Falling behind on property taxes happens. Life gets rough. But ignoring the issue only makes it worse. Here’s what you can do:

    • Set Up a Payment Plan: Many counties offer installment agreements. You pay in chunks instead of one huge bill.
    • Apply for a Deferral: If you’re over 65, disabled, or a veteran, Texas law allows certain homeowners to defer taxes.
    • Look Into Property Tax Loans: Some lenders will pay your tax bill, and you pay them back in monthly payments.
    • See If You Qualify for Exemptions: Homestead, disabled veteran, and over-65 exemptions can lower your bill.
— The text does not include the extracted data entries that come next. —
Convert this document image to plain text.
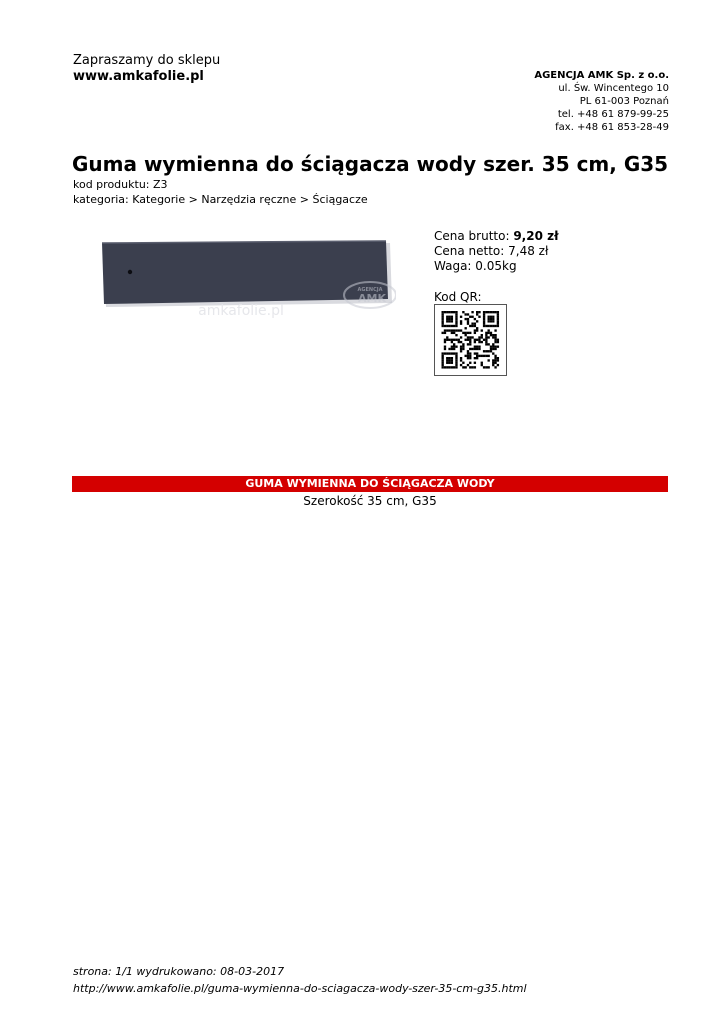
Zapraszamy do sklepu
www.amkafolie.pl	AGENCJA AMK Sp. z o.o.
ul. Św. Wincentego 10
PL 61-003 Poznań
tel. +48 61 879-99-25
fax. +48 61 853-28-49
Guma wymienna do ściągacza wody szer. 35 cm, G35
kod produktu: Z3
kategoria: Kategorie > Narzędzia ręczne > Ściągacze
AGENCJA
AMK
amkafolie.pl
Cena brutto: 9,20 zł
Cena netto: 7,48 zł
Waga: 0.05kg
Kod QR:
GUMA WYMIENNA DO ŚCIĄGACZA WODY
Szerokość 35 cm, G35
strona: 1/1 wydrukowano: 08-03-2017
http://www.amkafolie.pl/guma-wymienna-do-sciagacza-wody-szer-35-cm-g35.html
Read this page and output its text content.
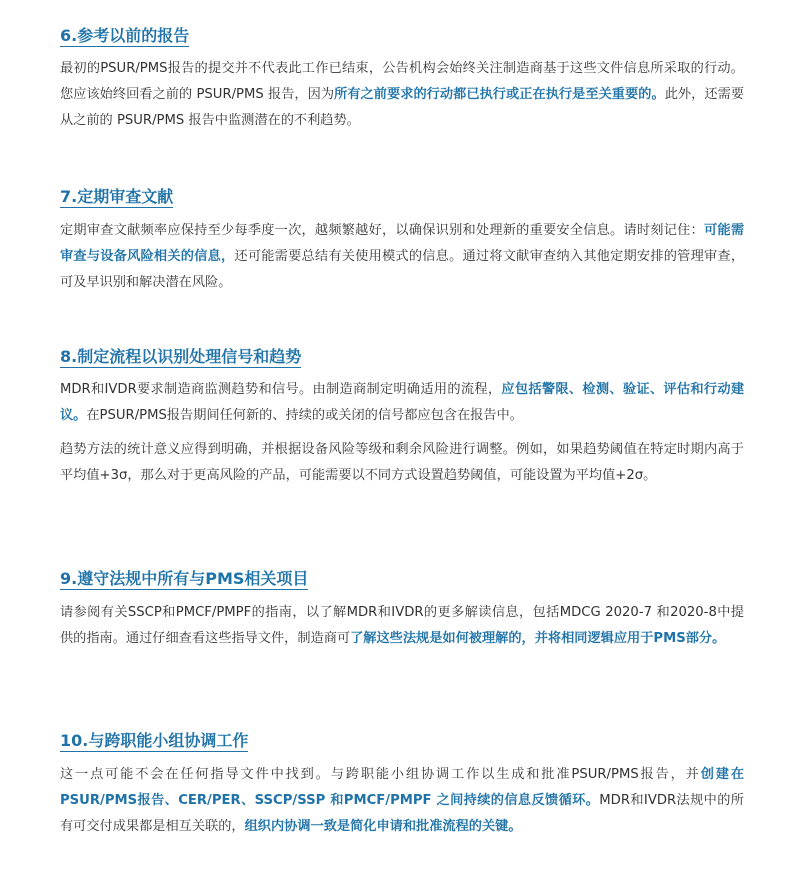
6.参考以前的报告

最初的PSUR/PMS报告的提交并不代表此工作已结束，公告机构会始终关注制造商基于这些文件信息所采取的行动。您应该始终回看之前的 PSUR/PMS 报告，因为所有之前要求的行动都已执行或正在执行是至关重要的。此外，还需要从之前的 PSUR/PMS 报告中监测潜在的不利趋势。

7.定期审查文献

定期审查文献频率应保持至少每季度一次，越频繁越好，以确保识别和处理新的重要安全信息。请时刻记住：可能需审查与设备风险相关的信息，还可能需要总结有关使用模式的信息。通过将文献审查纳入其他定期安排的管理审查，可及早识别和解决潜在风险。

8.制定流程以识别处理信号和趋势

MDR和IVDR要求制造商监测趋势和信号。由制造商制定明确适用的流程，应包括警限、检测、验证、评估和行动建议。在PSUR/PMS报告期间任何新的、持续的或关闭的信号都应包含在报告中。

趋势方法的统计意义应得到明确，并根据设备风险等级和剩余风险进行调整。例如，如果趋势阈值在特定时期内高于平均值+3σ，那么对于更高风险的产品，可能需要以不同方式设置趋势阈值，可能设置为平均值+2σ。

9.遵守法规中所有与PMS相关项目

请参阅有关SSCP和PMCF/PMPF的指南，以了解MDR和IVDR的更多解读信息，包括MDCG 2020-7 和2020-8中提供的指南。通过仔细查看这些指导文件，制造商可了解这些法规是如何被理解的，并将相同逻辑应用于PMS部分。

10.与跨职能小组协调工作

这一点可能不会在任何指导文件中找到。与跨职能小组协调工作以生成和批准PSUR/PMS报告，并创建在PSUR/PMS报告、CER/PER、SSCP/SSP 和PMCF/PMPF 之间持续的信息反馈循环。MDR和IVDR法规中的所有可交付成果都是相互关联的，组织内协调一致是简化申请和批准流程的关键。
Ignoring property taxes isn’t an option. Tackling it early can keep you from losing thousands—or worse, your home.

FAQs 

How long can property taxes go unpaid in Texas?

There’s no fixed time, but once you fall behind, it doesn’t take long for the county to start foreclosure proceedings—sometimes as soon as one to two years.

What happens if I ignore my tax bill completely?

The county will add penalties, take legal action, and eventually sell your property at auction. Not a smart move.

Can I get my house back after a tax foreclosure sale?

Texas gives homeowners a redemption period, but the longer you wait, the more expensive it gets. Expect to pay back the taxes plus massive fees and interest.

Can I make partial payments on property taxes?

Most Texas counties offer payment plans, but you’ll need to request one before things get too far out of hand.

What if I inherit a home with unpaid property taxes?

You’re still responsible. Work with the county to set up a plan or seek legal advice if the debt is overwhelming.

Conclusion

Texas doesn’t play when it comes to property taxes. If you’re behind, act now before penalties pile up—or worse, the county auctions your property.